There is also primorial #n - product of first n prime numbers.
Krutoy Gadget
Wow!!! I didn’t know about it. Thanks for letting me know and I will look into it
Actually, I'm fairly certain it is n#, not #n.
@@angelmendez-rivera351 Yes, in Wikipedia it is n#, but in one book it was written #n.
Very Interesting!
2 is very special. 2$ (second form) is the same as H(2) or 2² or 2×2 or 2+2. Daaaaamn
I was quite surprised at that simple relation, I thought that surely the superfactorial and hyperfactorial grow much faster than that.
Skallos They do grow very fast. They are just overshadowed by the suprafactorial, which is the second definition that BPRP gave for the superfactorial.
@@angelmendez-rivera351 After watching Numberfile's video on fast growing functions, my expectations for those functions were quite high.
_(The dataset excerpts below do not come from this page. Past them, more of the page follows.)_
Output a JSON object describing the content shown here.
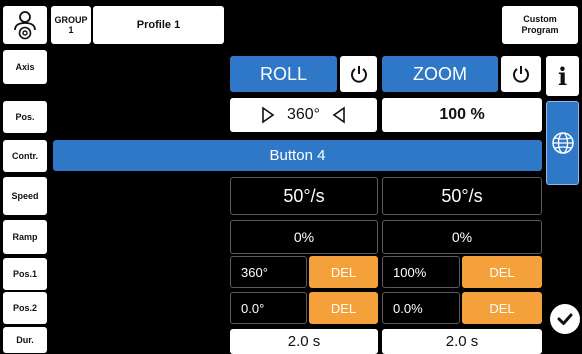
{
  "header": {
    "group_line1": "GROUP",
    "group_line2": "1",
    "profile": "Profile 1",
    "custom_line1": "Custom",
    "custom_line2": "Program"
  },
  "rows": {
    "axis": "Axis",
    "pos": "Pos.",
    "contr": "Contr.",
    "speed": "Speed",
    "ramp": "Ramp",
    "pos1": "Pos.1",
    "pos2": "Pos.2",
    "dur": "Dur."
  },
  "roll": {
    "title": "ROLL",
    "position": "360°",
    "speed": "50°/s",
    "ramp": "0%",
    "pos1": "360°",
    "pos1_del": "DEL",
    "pos2": "0.0°",
    "pos2_del": "DEL",
    "duration": "2.0 s"
  },
  "zoom": {
    "title": "ZOOM",
    "position": "100 %",
    "speed": "50°/s",
    "ramp": "0%",
    "pos1": "100%",
    "pos1_del": "DEL",
    "pos2": "0.0%",
    "pos2_del": "DEL",
    "duration": "2.0 s"
  },
  "controller": "Button 4",
  "info_symbol": "i",
  "colors": {
    "accent_blue": "#2f78c8",
    "del_orange": "#f4a13b",
    "background": "#000000"
  }
}
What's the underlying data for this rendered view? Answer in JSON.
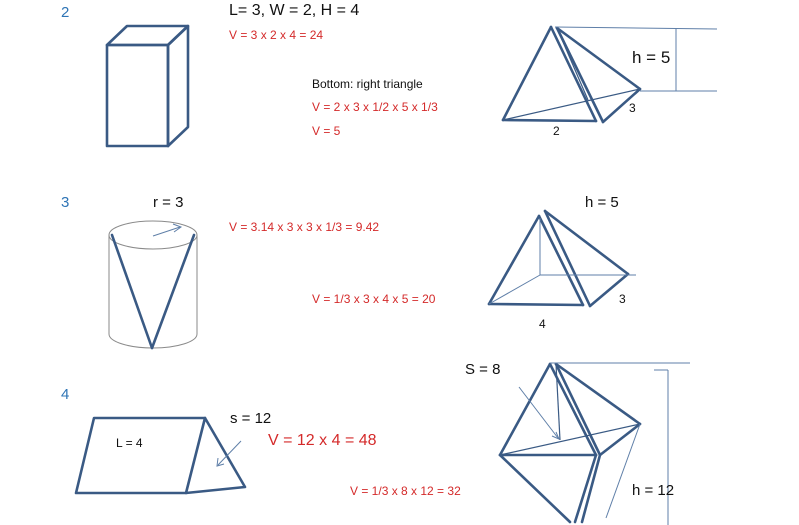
{
  "problems": [
    {
      "number": "2",
      "given": "L= 3, W = 2, H = 4",
      "calc1": "V = 3 x 2 x 4 = 24",
      "note": "Bottom: right triangle",
      "calc2": "V = 2 x 3 x 1/2 x 5 x 1/3",
      "calc3": "V = 5",
      "height_label": "h = 5",
      "side_a": "3",
      "side_b": "2"
    },
    {
      "number": "3",
      "radius_label": "r = 3",
      "calc1": "V = 3.14 x  3 x 3 x 1/3 = 9.42",
      "height_label": "h = 5",
      "calc2": "V = 1/3 x 3 x 4 x 5 = 20",
      "side_a": "3",
      "side_b": "4"
    },
    {
      "number": "4",
      "length_label": "L = 4",
      "side_label": "s = 12",
      "calc1": "V = 12 x 4 = 48",
      "slant_label": "S = 8",
      "calc2": "V = 1/3 x 8 x 12 = 32",
      "height_label": "h = 12"
    }
  ],
  "colors": {
    "figure_stroke": "#3a5a84",
    "number": "#2e74b5",
    "formula": "#d42a2a",
    "text": "#111111"
  }
}
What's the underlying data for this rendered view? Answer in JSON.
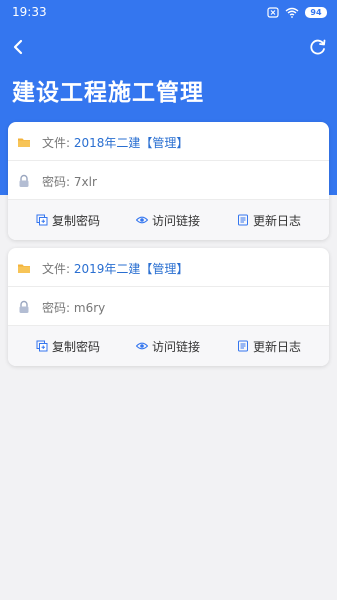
{
  "status": {
    "time": "19:33",
    "battery": "94"
  },
  "header": {
    "title": "建设工程施工管理"
  },
  "cards": [
    {
      "file_label": "文件:",
      "file_name": "2018年二建【管理】",
      "password_label": "密码:",
      "password": "7xlr"
    },
    {
      "file_label": "文件:",
      "file_name": "2019年二建【管理】",
      "password_label": "密码:",
      "password": "m6ry"
    }
  ],
  "actions": {
    "copy": "复制密码",
    "visit": "访问链接",
    "log": "更新日志"
  },
  "colors": {
    "accent": "#3476ef",
    "link": "#2a6fd1",
    "folder": "#f3b23a"
  },
  "icons": [
    "back-icon",
    "refresh-icon",
    "folder-icon",
    "lock-icon",
    "copy-icon",
    "eye-icon",
    "log-icon"
  ]
}
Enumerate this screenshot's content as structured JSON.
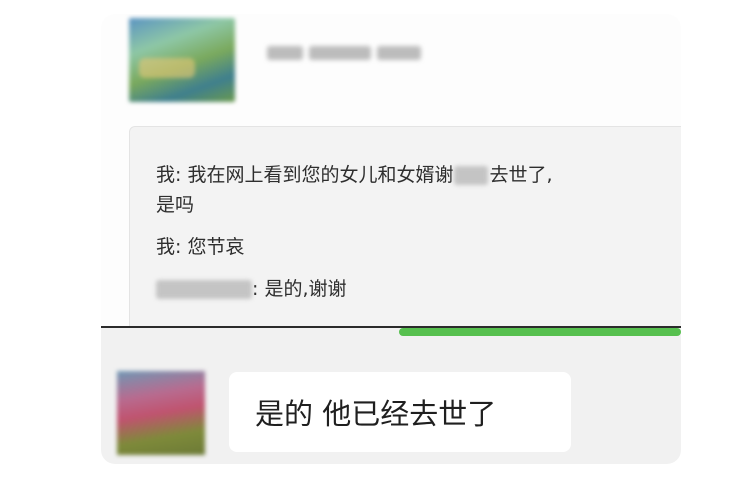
{
  "quote": {
    "line1": "我: 我在网上看到您的女儿和女婿谢",
    "line1_tail": "去世了,",
    "line1b": "是吗",
    "line2": "我: 您节哀",
    "line3_tail": ": 是的,谢谢"
  },
  "reply": {
    "text": "是的 他已经去世了"
  },
  "colors": {
    "accent": "#57c04f",
    "quote_bg": "#f3f3f3",
    "chat_bg": "#f1f1f1"
  }
}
They do grow fast, but not as fast as I thought.
Skallos There are no studied functions that grow anywhere nearly as fast as Graham's function or the TREE function. The gap is humongous. It's the gap from 0 to ♾, and then some more.
What do you compute with super and hyper factorial?
I’ve only seen this term in Yugioh lol.
It is "easy" to expand the regular and super ! to the complex plane. The hyper! should be something like (Gamma(n+1))^(n+1)/n$ rigth?
gaier19 Yes
No
Why is the first definition different than the second?
I've seen all before! Are there any uses?
Are there any extensions to the rationals/reals/negative integers? How about derivatives?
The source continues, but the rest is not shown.